A ONG Transparência Capixaba se manifestou sobre a decisão do Conselho de Ética do Estado, tomada na última sexta-feira (20), que decidiu, por três votos a dois, liberar o vice-governador César Colnago para disputar a presidência do PSDB do Estado na eleição do próximo dia 11 de novembro. Caso saia vencedor, Colnago passará a acumular a vice-governadoria e o comando do PSDB.
A entidade criticou a decisão do conselho e entende que, historicamente, que há flagrante conflito de interesses na ocupação da função de ordenador de despesas em órgão público (funções de secretário, especialmente), ou chefe de Poder, ainda que eventualmente em substituição (governador ou vice-governador), com a função de dirigente partidário.
“Esse conflito é inconciliável, em prol da diferenciação entre os interesses da coletividade atendida pelo ente público e os interesses puramente partidários. Não é possível servir a dois senhores ao mesmo tempo”, diz a nota.

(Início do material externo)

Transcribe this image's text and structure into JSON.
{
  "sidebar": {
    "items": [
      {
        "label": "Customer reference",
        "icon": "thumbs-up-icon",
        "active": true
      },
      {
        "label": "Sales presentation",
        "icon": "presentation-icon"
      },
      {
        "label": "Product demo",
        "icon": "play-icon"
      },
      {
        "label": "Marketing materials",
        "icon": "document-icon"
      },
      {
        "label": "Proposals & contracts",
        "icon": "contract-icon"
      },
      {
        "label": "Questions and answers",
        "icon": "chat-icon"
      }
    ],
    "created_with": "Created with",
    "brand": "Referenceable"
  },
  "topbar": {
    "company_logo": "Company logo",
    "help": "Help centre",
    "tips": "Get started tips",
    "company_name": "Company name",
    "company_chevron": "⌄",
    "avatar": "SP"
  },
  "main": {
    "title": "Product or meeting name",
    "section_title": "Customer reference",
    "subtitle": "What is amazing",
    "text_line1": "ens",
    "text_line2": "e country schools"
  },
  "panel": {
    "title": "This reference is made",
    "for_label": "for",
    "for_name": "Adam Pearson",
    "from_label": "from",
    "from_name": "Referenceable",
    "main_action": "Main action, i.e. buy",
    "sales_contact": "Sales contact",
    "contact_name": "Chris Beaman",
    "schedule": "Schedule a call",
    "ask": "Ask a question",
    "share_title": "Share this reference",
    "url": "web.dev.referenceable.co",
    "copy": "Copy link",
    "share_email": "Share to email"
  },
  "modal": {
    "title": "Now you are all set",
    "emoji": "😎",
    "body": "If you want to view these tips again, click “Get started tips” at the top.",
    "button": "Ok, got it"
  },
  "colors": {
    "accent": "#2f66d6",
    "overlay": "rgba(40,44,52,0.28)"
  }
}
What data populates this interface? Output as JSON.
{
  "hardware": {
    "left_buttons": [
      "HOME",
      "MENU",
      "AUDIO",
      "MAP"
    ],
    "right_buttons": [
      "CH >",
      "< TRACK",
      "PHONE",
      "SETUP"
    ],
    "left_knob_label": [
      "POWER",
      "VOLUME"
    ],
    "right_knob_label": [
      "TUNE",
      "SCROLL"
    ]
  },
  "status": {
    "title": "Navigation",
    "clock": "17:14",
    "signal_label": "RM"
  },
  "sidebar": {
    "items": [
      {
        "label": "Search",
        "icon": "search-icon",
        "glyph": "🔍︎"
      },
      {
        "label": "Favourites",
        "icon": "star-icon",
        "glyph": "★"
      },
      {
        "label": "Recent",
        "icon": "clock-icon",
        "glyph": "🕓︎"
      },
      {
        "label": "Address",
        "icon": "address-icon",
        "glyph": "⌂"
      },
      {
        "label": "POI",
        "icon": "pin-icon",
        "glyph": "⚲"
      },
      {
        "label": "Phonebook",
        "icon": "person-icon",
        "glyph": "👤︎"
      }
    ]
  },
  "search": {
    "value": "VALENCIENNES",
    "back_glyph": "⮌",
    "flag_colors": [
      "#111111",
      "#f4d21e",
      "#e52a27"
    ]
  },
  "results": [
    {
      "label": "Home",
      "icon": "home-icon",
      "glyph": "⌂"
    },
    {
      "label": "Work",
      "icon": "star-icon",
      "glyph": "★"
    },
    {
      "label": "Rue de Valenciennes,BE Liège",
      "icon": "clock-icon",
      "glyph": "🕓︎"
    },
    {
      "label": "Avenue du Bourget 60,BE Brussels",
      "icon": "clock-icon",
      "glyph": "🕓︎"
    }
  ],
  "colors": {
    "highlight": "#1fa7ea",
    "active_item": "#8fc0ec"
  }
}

Entre os problemas apontados pela ONG está o fato de o presidente do Conselho ter desconsiderado, sem consultar os demais membros, o voto do decano, Edebrande Cavalieri, divergente do seu. Com isso, fugiu do posicionamento histórico do colegiado, que é contrário à acumulação de funções e “gerou um empate até então inexistente, utilizando a prerrogativa de presidente para decidir o caso”, aponta a entidade.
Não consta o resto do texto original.